If we have a word $w$ that works and occurs more than $k$ times in any minimal period, we can have a word $w'$ that works and occurs more than $\frac{k}{2}$ times in any minimal period, for any $k > 2.$ By Pigeonhole more than $\frac{k}{2}$ of the $w$-words are preceded by a common letter, say an $a.$ Append this to $w.$ Extend this new word in both directions until we find differing characters in the preceding and following positions. This exists since there occur multiple instances of our word within each period, but there is not a smaller period.
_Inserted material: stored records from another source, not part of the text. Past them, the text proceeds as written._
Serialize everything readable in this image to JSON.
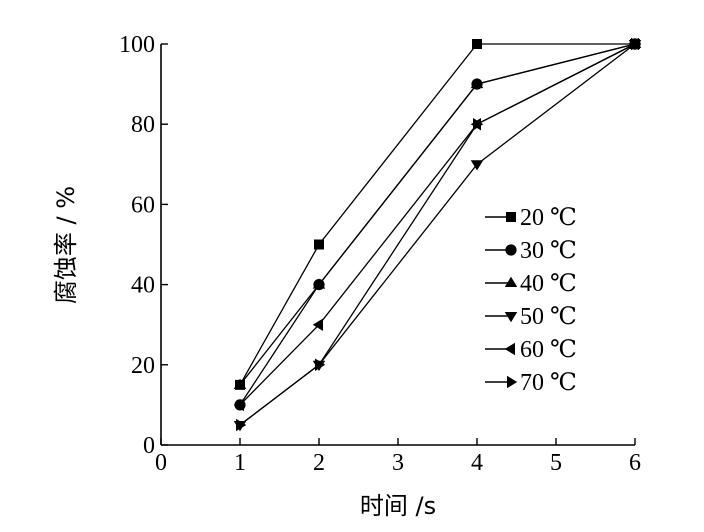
{
  "chart_data": {
    "type": "line",
    "xlabel": "时间 /s",
    "ylabel": "腐蚀率 / %",
    "x_ticks": [
      "0",
      "1",
      "2",
      "3",
      "4",
      "5",
      "6"
    ],
    "y_ticks": [
      "0",
      "20",
      "40",
      "60",
      "80",
      "100"
    ],
    "xlim": [
      0,
      6
    ],
    "ylim": [
      0,
      100
    ],
    "grid": false,
    "legend_position": "right",
    "x": [
      1,
      2,
      4,
      6
    ],
    "series": [
      {
        "name": "20 ℃",
        "marker": "square",
        "values": [
          15,
          50,
          100,
          100
        ]
      },
      {
        "name": "30 ℃",
        "marker": "circle",
        "values": [
          10,
          40,
          90,
          100
        ]
      },
      {
        "name": "40 ℃",
        "marker": "triangle-up",
        "values": [
          15,
          40,
          90,
          100
        ]
      },
      {
        "name": "50 ℃",
        "marker": "triangle-down",
        "values": [
          5,
          20,
          70,
          100
        ]
      },
      {
        "name": "60 ℃",
        "marker": "triangle-left",
        "values": [
          10,
          30,
          80,
          100
        ]
      },
      {
        "name": "70 ℃",
        "marker": "triangle-right",
        "values": [
          5,
          20,
          80,
          100
        ]
      }
    ]
  }
}
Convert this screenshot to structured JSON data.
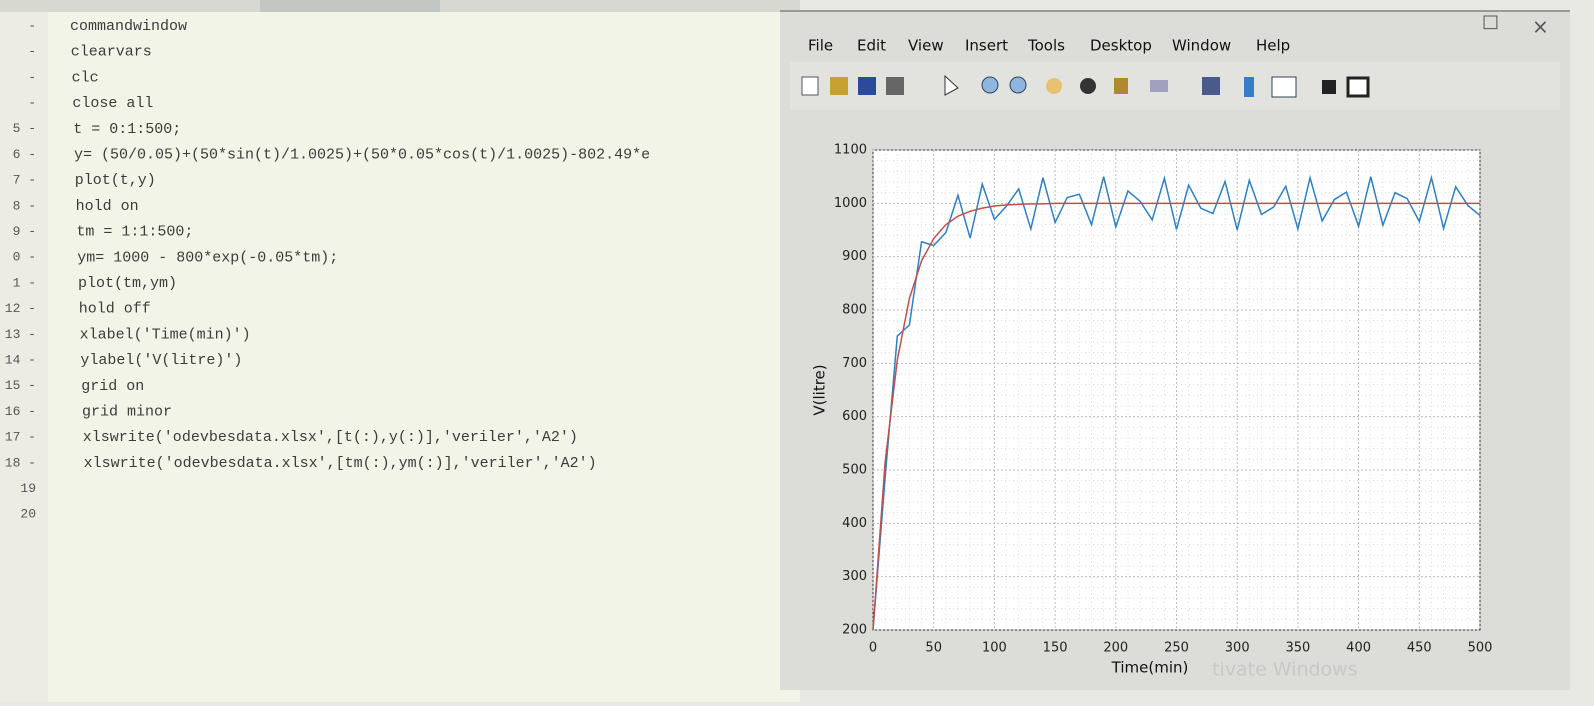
{
  "editor": {
    "lines": [
      {
        "gutter": "-",
        "code": "commandwindow"
      },
      {
        "gutter": "-",
        "code": "clearvars"
      },
      {
        "gutter": "-",
        "code": "clc"
      },
      {
        "gutter": "-",
        "code": "close all"
      },
      {
        "gutter": "5 -",
        "code": "t = 0:1:500;"
      },
      {
        "gutter": "6 -",
        "code": "y= (50/0.05)+(50*sin(t)/1.0025)+(50*0.05*cos(t)/1.0025)-802.49*e"
      },
      {
        "gutter": "7 -",
        "code": "plot(t,y)"
      },
      {
        "gutter": "8 -",
        "code": "hold on"
      },
      {
        "gutter": "9 -",
        "code": "tm = 1:1:500;"
      },
      {
        "gutter": "0 -",
        "code": "ym= 1000 - 800*exp(-0.05*tm);"
      },
      {
        "gutter": "1 -",
        "code": "plot(tm,ym)"
      },
      {
        "gutter": "12 -",
        "code": "hold off"
      },
      {
        "gutter": "13 -",
        "code": "xlabel('Time(min)')"
      },
      {
        "gutter": "14 -",
        "code": "ylabel('V(litre)')"
      },
      {
        "gutter": "15 -",
        "code": "grid on"
      },
      {
        "gutter": "16 -",
        "code": "grid minor"
      },
      {
        "gutter": "17 -",
        "code": "xlswrite('odevbesdata.xlsx',[t(:),y(:)],'veriler','A2')"
      },
      {
        "gutter": "18 -",
        "code": "xlswrite('odevbesdata.xlsx',[tm(:),ym(:)],'veriler','A2')"
      },
      {
        "gutter": "19"
      },
      {
        "gutter": "20"
      }
    ]
  },
  "figure": {
    "menu": [
      "File",
      "Edit",
      "View",
      "Insert",
      "Tools",
      "Desktop",
      "Window",
      "Help"
    ],
    "watermark": "tivate Windows"
  },
  "chart_data": {
    "type": "line",
    "xlabel": "Time(min)",
    "ylabel": "V(litre)",
    "x": [
      0,
      10,
      20,
      30,
      40,
      50,
      60,
      70,
      80,
      90,
      100,
      110,
      120,
      130,
      140,
      150,
      160,
      170,
      180,
      190,
      200,
      210,
      220,
      230,
      240,
      250,
      260,
      270,
      280,
      290,
      300,
      310,
      320,
      330,
      340,
      350,
      360,
      370,
      380,
      390,
      400,
      410,
      420,
      430,
      440,
      450,
      460,
      470,
      480,
      490,
      500
    ],
    "series": [
      {
        "color": "#2f7fc1",
        "values": [
          200,
          486,
          751,
          772,
          928,
          921,
          945,
          1015,
          935,
          1036,
          970,
          995,
          1027,
          952,
          1048,
          964,
          1011,
          1017,
          960,
          1050,
          956,
          1023,
          1004,
          969,
          1047,
          951,
          1034,
          991,
          981,
          1041,
          950,
          1043,
          979,
          993,
          1032,
          952,
          1048,
          967,
          1007,
          1021,
          957,
          1050,
          959,
          1020,
          1009,
          966,
          1048,
          953,
          1031,
          996,
          977
        ]
      },
      {
        "color": "#c0504d",
        "values": [
          200,
          515,
          706,
          822,
          892,
          934,
          960,
          976,
          985,
          991,
          995,
          997,
          998,
          999,
          999,
          1000,
          1000,
          1000,
          1000,
          1000,
          1000,
          1000,
          1000,
          1000,
          1000,
          1000,
          1000,
          1000,
          1000,
          1000,
          1000,
          1000,
          1000,
          1000,
          1000,
          1000,
          1000,
          1000,
          1000,
          1000,
          1000,
          1000,
          1000,
          1000,
          1000,
          1000,
          1000,
          1000,
          1000,
          1000,
          1000
        ]
      }
    ],
    "xlim": [
      0,
      500
    ],
    "ylim": [
      200,
      1100
    ],
    "xticks": [
      0,
      50,
      100,
      150,
      200,
      250,
      300,
      350,
      400,
      450,
      500
    ],
    "yticks": [
      200,
      300,
      400,
      500,
      600,
      700,
      800,
      900,
      1000,
      1100
    ],
    "grid": true,
    "minor_grid": true
  }
}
One of $a$ or $b$ occurs more than $2^{n-1}$ times in each minimal period and works, so we're done.

L567

27.06.2022 14:07

Let $x_1x_2 \cdots x_p$ be the repeating part of the word $W$, with $p > 2^n$. Define the value of a word $X = w_1w_2 \cdots w_k$ (denoted by $f(X)$) as the number of $i$ with $1 \le i \le p$ such that $w_i w_{i+1} \cdots w_{i+k-1}$ coincides with $X$. Note that since this is succeeded by an $a$ or a $b$ in all occurences, we have $f(Xa) + f(Xb) = f(X)$. Suppose $U$ is a ubiquitous word with $f(U) = m \geqslant 2$. Construct two binary trees from $U$, one going forward, where $X$ points to $Xa$ and $Xb$ and one going backward, with $X$ pointing backward to $aX$ and $bX$. Move forward on the tree until we have a word $X$ such that $f(Xa), f(Xb) > 0$. Similarly move backward until we have a word $Y$ such that $f(aY), f(bY) > 0$. Such a point must exist since otherwise we get a word of length $> p$ which has value at least $2$, which would contradict the fact that $p$ was its minimal period. Now, the new word $YUX$ is ubiquitous too. Note that if each time, we go along the branch with higher value, we can ensure that he new word satisfies that $f(YUX) \geqslant \frac{m}{2}$. To finish, see that one of $a,b$ whichever appears more times, must be ubiquitous. Since such a word must appear $> 2^{n-1}$ times and each time, $f(U)$ at most halves, we can ensure that by this procedure, we obtain at least $n$ ubiquitous finite nonempty words, as desired. $\blacksquare$